L’animazione della Belle Époque e l’affollamento di ristoranti, hotel, casinò sono gli ingredienti principali dello spettacolo della modernità, e Guitry lo inscena con una trama tutta di inganni, delazioni, equivoci.
Alla fine il suo è davvero un romanzo autobiografico: ma non per le vicende che narra, che sono d’invenzione, bensì perché il suo protagonista è un commediografo della vita, vive, infligge e subisce ribaltamenti e colpi di scena. La sventura della sua infanzia è l’imprinting: essere colpevole di furto gli salva la vita, una volta orfano e innocente un furto altrui gli sottrae tutto. Da quel momento viene punito per i suoi meriti e premiato per le colpe. Acquisisce così il modus operandi che suggerisce a chiunque voglia vivere a Parigi: «Bisogna che ti credano sposato se non lo sei, e divorziato se sei sposato. I nomi delle tue amanti devono diventare di dominio pubblico solo quando vi siete lasciati. Abbi l’aria di nascondere qualcosa, affinché nasca una leggenda sul tuo conto». È per questi rovesciamenti che è baro anche nei capitoli in cui non gioca o gioca onestamente.

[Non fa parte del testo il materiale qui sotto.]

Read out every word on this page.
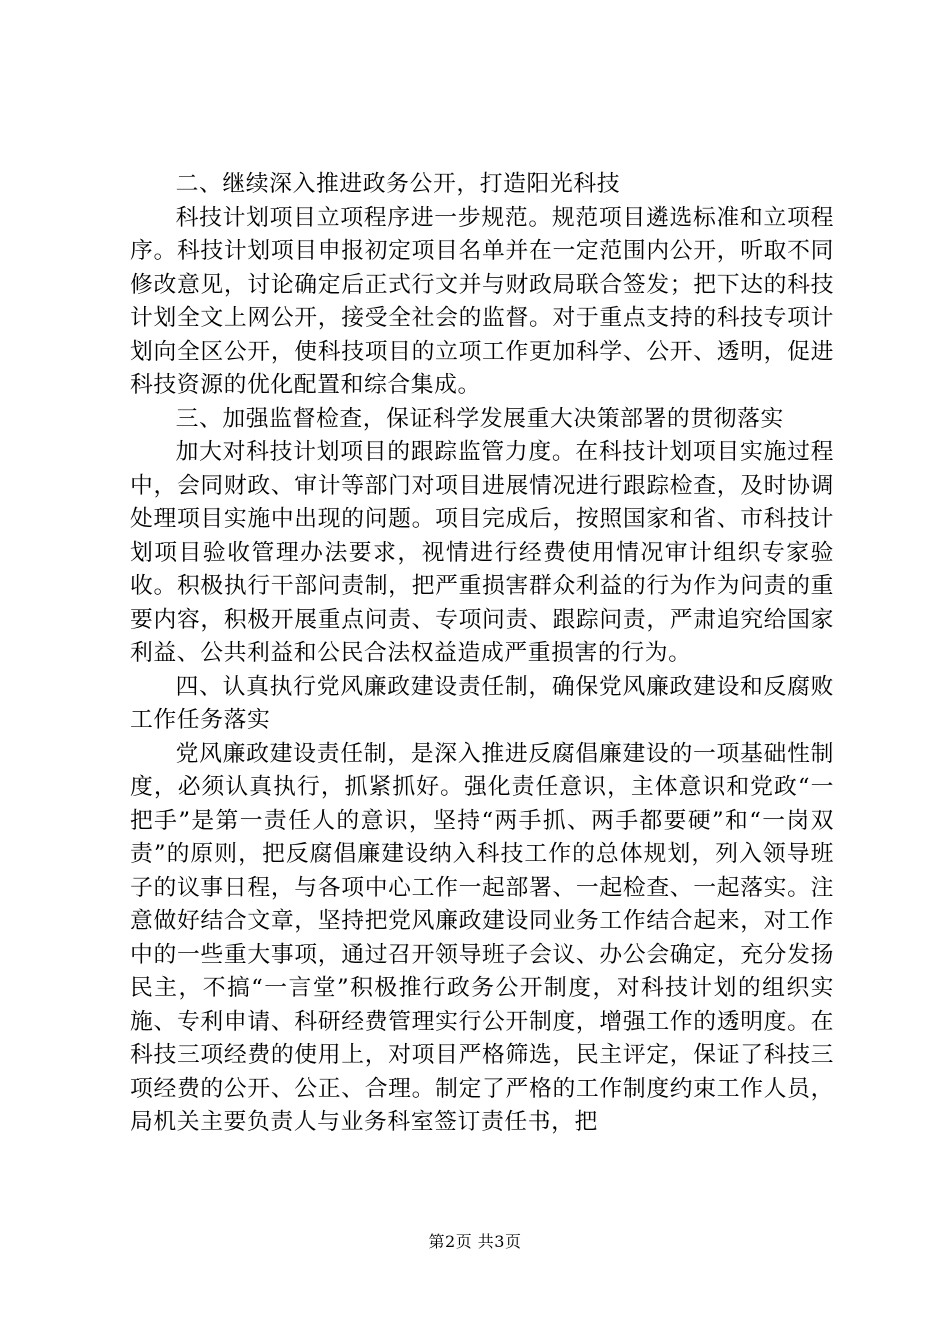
二、继续深入推进政务公开，打造阳光科技

科技计划项目立项程序进一步规范。规范项目遴选标准和立项程序。科技计划项目申报初定项目名单并在一定范围内公开，听取不同修改意见，讨论确定后正式行文并与财政局联合签发；把下达的科技计划全文上网公开，接受全社会的监督。对于重点支持的科技专项计划向全区公开，使科技项目的立项工作更加科学、公开、透明，促进科技资源的优化配置和综合集成。

三、加强监督检查，保证科学发展重大决策部署的贯彻落实

加大对科技计划项目的跟踪监管力度。在科技计划项目实施过程中，会同财政、审计等部门对项目进展情况进行跟踪检查，及时协调处理项目实施中出现的问题。项目完成后，按照国家和省、市科技计划项目验收管理办法要求，视情进行经费使用情况审计组织专家验收。积极执行干部问责制，把严重损害群众利益的行为作为问责的重要内容，积极开展重点问责、专项问责、跟踪问责，严肃追究给国家利益、公共利益和公民合法权益造成严重损害的行为。

四、认真执行党风廉政建设责任制，确保党风廉政建设和反腐败工作任务落实

党风廉政建设责任制，是深入推进反腐倡廉建设的一项基础性制度，必须认真执行，抓紧抓好。强化责任意识，主体意识和党政“一把手”是第一责任人的意识，坚持“两手抓、两手都要硬”和“一岗双责”的原则，把反腐倡廉建设纳入科技工作的总体规划，列入领导班子的议事日程，与各项中心工作一起部署、一起检查、一起落实。注意做好结合文章，坚持把党风廉政建设同业务工作结合起来，对工作中的一些重大事项，通过召开领导班子会议、办公会确定，充分发扬民主，不搞“一言堂”积极推行政务公开制度，对科技计划的组织实施、专利申请、科研经费管理实行公开制度，增强工作的透明度。在科技三项经费的使用上，对项目严格筛选，民主评定，保证了科技三项经费的公开、公正、合理。制定了严格的工作制度约束工作人员，局机关主要负责人与业务科室签订责任书，把

第2页 共3页
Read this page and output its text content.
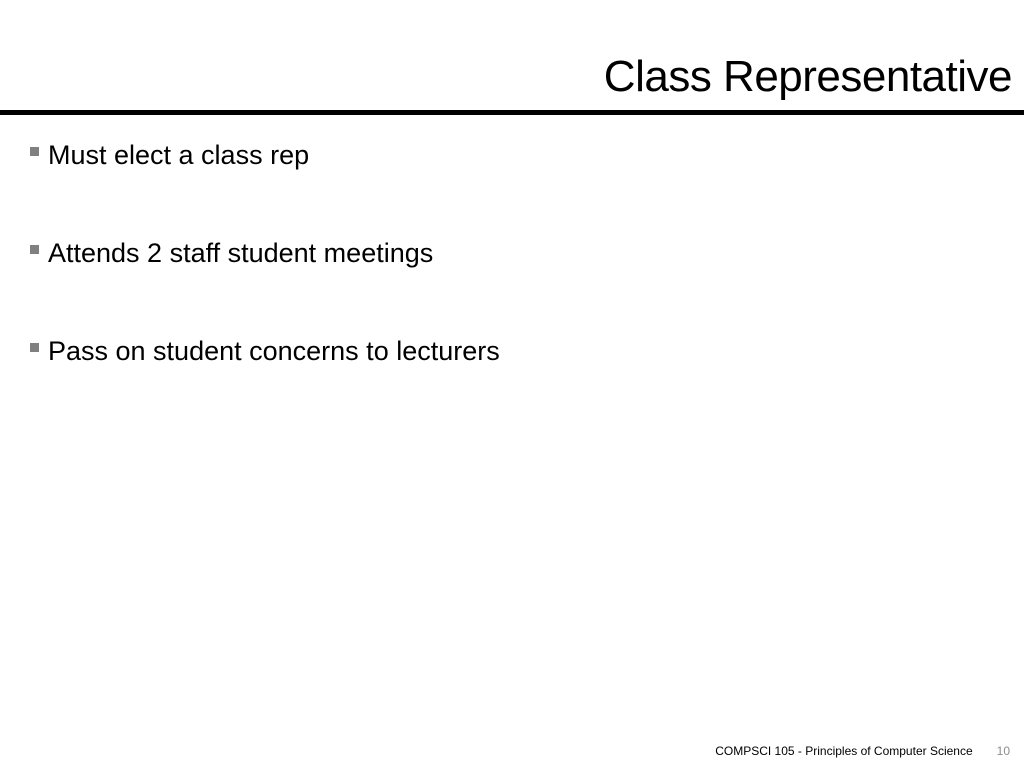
Class Representative
Must elect a class rep
Attends 2 staff student meetings
Pass on student concerns to lecturers
COMPSCI 105 - Principles of Computer Science 10
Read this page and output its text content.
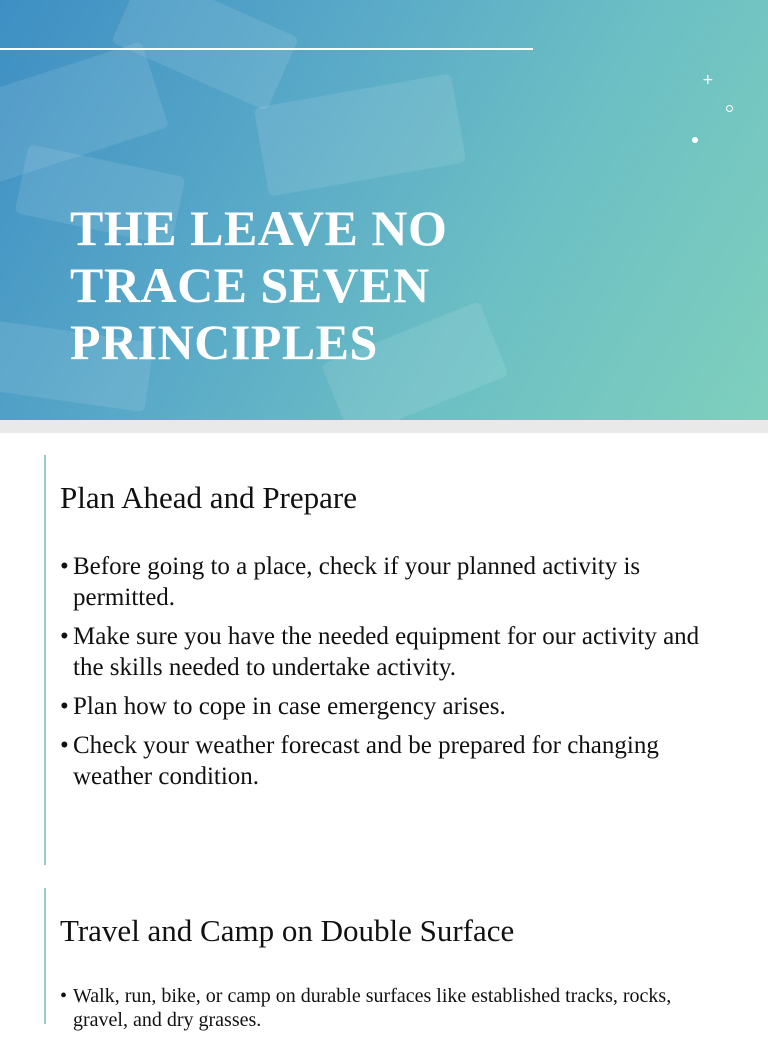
+
THE LEAVE NO TRACE SEVEN PRINCIPLES
Plan Ahead and Prepare
• Before going to a place, check if your planned activity is permitted.
• Make sure you have the needed equipment for our activity and the skills needed to undertake activity.
• Plan how to cope in case emergency arises.
• Check your weather forecast and be prepared for changing weather condition.
Travel and Camp on Double Surface
• Walk, run, bike, or camp on durable surfaces like established tracks, rocks, gravel, and dry grasses.
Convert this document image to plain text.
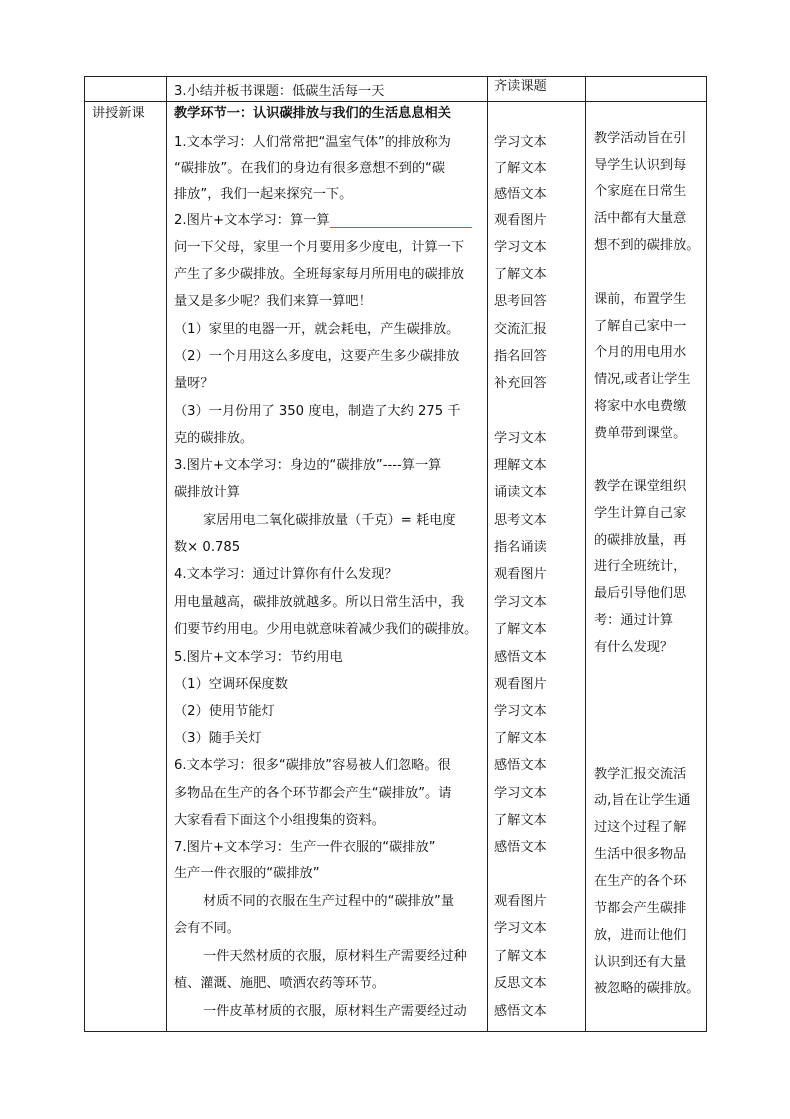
3.小结并板书课题：低碳生活每一天	齐读课题
讲授新课 教学环节一：认识碳排放与我们的生活息息相关
1.文本学习：人们常常把“温室气体”的排放称为
“碳排放”。在我们的身边有很多意想不到的“碳
排放”，我们一起来探究一下。
2.图片+文本学习：算一算
问一下父母，家里一个月要用多少度电，计算一下
产生了多少碳排放。全班每家每月所用电的碳排放
量又是多少呢？我们来算一算吧！
（1）家里的电器一开，就会耗电，产生碳排放。
（2）一个月用这么多度电，这要产生多少碳排放
量呀？
（3）一月份用了 350 度电，制造了大约 275 千
克的碳排放。
3.图片+文本学习：身边的“碳排放”----算一算
碳排放计算
家居用电二氧化碳排放量（千克）= 耗电度
数× 0.785
4.文本学习：通过计算你有什么发现？
用电量越高，碳排放就越多。所以日常生活中，我
们要节约用电。少用电就意味着减少我们的碳排放。
5.图片+文本学习：节约用电
（1）空调环保度数
（2）使用节能灯
（3）随手关灯
6.文本学习：很多“碳排放”容易被人们忽略。很
多物品在生产的各个环节都会产生“碳排放”。请
大家看看下面这个小组搜集的资料。
7.图片+文本学习：生产一件衣服的“碳排放”
生产一件衣服的“碳排放”
材质不同的衣服在生产过程中的“碳排放”量
会有不同。
一件天然材质的衣服，原材料生产需要经过种
植、灌溉、施肥、喷洒农药等环节。
一件皮革材质的衣服，原材料生产需要经过动
学习文本
了解文本
感悟文本
观看图片
学习文本
了解文本
思考回答
交流汇报
指名回答
补充回答
学习文本
理解文本
诵读文本
思考文本
指名诵读
观看图片
学习文本
了解文本
感悟文本
观看图片
学习文本
了解文本
感悟文本
学习文本
了解文本
感悟文本
观看图片
学习文本
了解文本
反思文本
感悟文本
教学活动旨在引
导学生认识到每
个家庭在日常生
活中都有大量意
想不到的碳排放。
课前，布置学生
了解自己家中一
个月的用电用水
情况,或者让学生
将家中水电费缴
费单带到课堂。
教学在课堂组织
学生计算自己家
的碳排放量，再
进行全班统计，
最后引导他们思
考：通过计算
有什么发现？
教学汇报交流活
动,旨在让学生通
过这个过程了解
生活中很多物品
在生产的各个环
节都会产生碳排
放，进而让他们
认识到还有大量
被忽略的碳排放。
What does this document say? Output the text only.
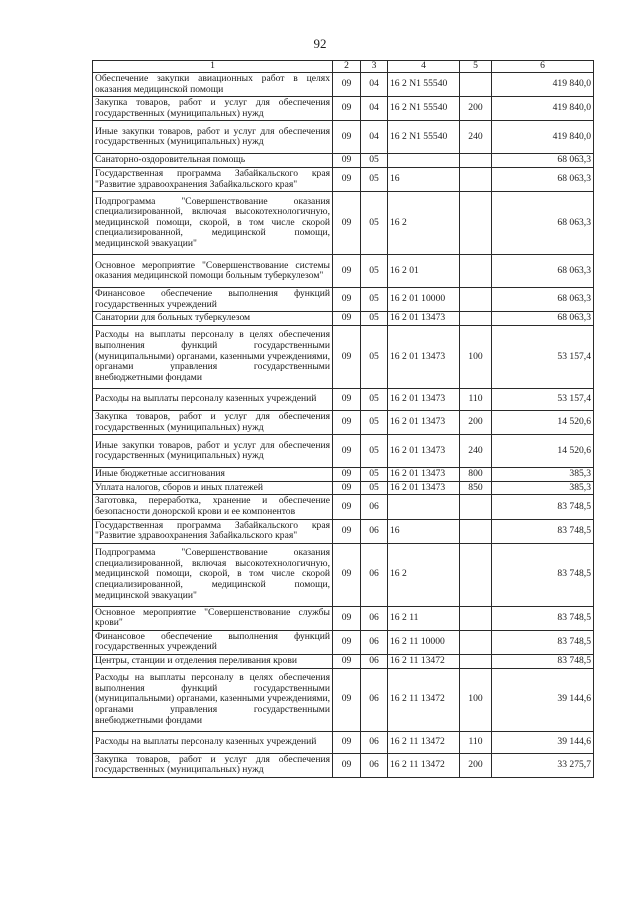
92
1	2	3	4	5	6
Обеспечение закупки авиационных работ в целях оказания медицинской помощи	09	04	16 2 N1 55540		419 840,0
Закупка товаров, работ и услуг для обеспечения государственных (муниципальных) нужд	09	04	16 2 N1 55540	200	419 840,0
Иные закупки товаров, работ и услуг для обеспечения государственных (муниципальных) нужд	09	04	16 2 N1 55540	240	419 840,0
Санаторно-оздоровительная помощь	09	05			68 063,3
Государственная программа Забайкальского края "Развитие здравоохранения Забайкальского края"	09	05	16		68 063,3
Подпрограмма "Совершенствование оказания специализированной, включая высокотехнологичную, медицинской помощи, скорой, в том числе скорой специализированной, медицинской помощи, медицинской эвакуации"	09	05	16 2		68 063,3
Основное мероприятие "Совершенствование системы оказания медицинской помощи больным туберкулезом"	09	05	16 2 01		68 063,3
Финансовое обеспечение выполнения функций государственных учреждений	09	05	16 2 01 10000		68 063,3
Санатории для больных туберкулезом	09	05	16 2 01 13473		68 063,3
Расходы на выплаты персоналу в целях обеспечения выполнения функций государственными (муниципальными) органами, казенными учреждениями, органами управления государственными внебюджетными фондами	09	05	16 2 01 13473	100	53 157,4
Расходы на выплаты персоналу казенных учреждений	09	05	16 2 01 13473	110	53 157,4
Закупка товаров, работ и услуг для обеспечения государственных (муниципальных) нужд	09	05	16 2 01 13473	200	14 520,6
Иные закупки товаров, работ и услуг для обеспечения государственных (муниципальных) нужд	09	05	16 2 01 13473	240	14 520,6
Иные бюджетные ассигнования	09	05	16 2 01 13473	800	385,3
Уплата налогов, сборов и иных платежей	09	05	16 2 01 13473	850	385,3
Заготовка, переработка, хранение и обеспечение безопасности донорской крови и ее компонентов	09	06			83 748,5
Государственная программа Забайкальского края "Развитие здравоохранения Забайкальского края"	09	06	16		83 748,5
Подпрограмма "Совершенствование оказания специализированной, включая высокотехнологичную, медицинской помощи, скорой, в том числе скорой специализированной, медицинской помощи, медицинской эвакуации"	09	06	16 2		83 748,5
Основное мероприятие "Совершенствование службы крови"	09	06	16 2 11		83 748,5
Финансовое обеспечение выполнения функций государственных учреждений	09	06	16 2 11 10000		83 748,5
Центры, станции и отделения переливания крови	09	06	16 2 11 13472		83 748,5
Расходы на выплаты персоналу в целях обеспечения выполнения функций государственными (муниципальными) органами, казенными учреждениями, органами управления государственными внебюджетными фондами	09	06	16 2 11 13472	100	39 144,6
Расходы на выплаты персоналу казенных учреждений	09	06	16 2 11 13472	110	39 144,6
Закупка товаров, работ и услуг для обеспечения государственных (муниципальных) нужд	09	06	16 2 11 13472	200	33 275,7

L’ottima traduzione di Davide Tortorella è la prima, in italiano: Sacha Guitry da noi gode una fama di aforista, le sue commedie non hanno mai avuto vero successo. Essendo il romanzo molto breve, l’edizione Adeplhi lo integra con una corposa postfazione dello scrittore Edgardo Franzosini, un ritratto di Guitry intitolato La leggerezza del megalomane, che non è lettura meno amena del romanzo stesso. Tragedia micologica a parte, la figura del commediografo si sovrappone a quella del suo eroe, accomunate come sono dall’inclinazione all’eccentrica grandeur, l’inesausto dongiovannismo, una certa idea della vita come inganno e la passione per il gioco d’azzardo. Considerato, quest’ultimo, non solo un modo per provare brividi rischiando patrimoni e palazzetti. Ma anche, e meno banalmente, l’unica forma di cura al vizio del gioco stesso. E, più grandiosamente, una testimonianza di fiducia in sé stessi e nel destino. Conclude il suo alter ego: «Il Destino, per me, è il Buon Dio. Sono quindi piuttosto incline a pensare che essere giocatore significa credere in Dio».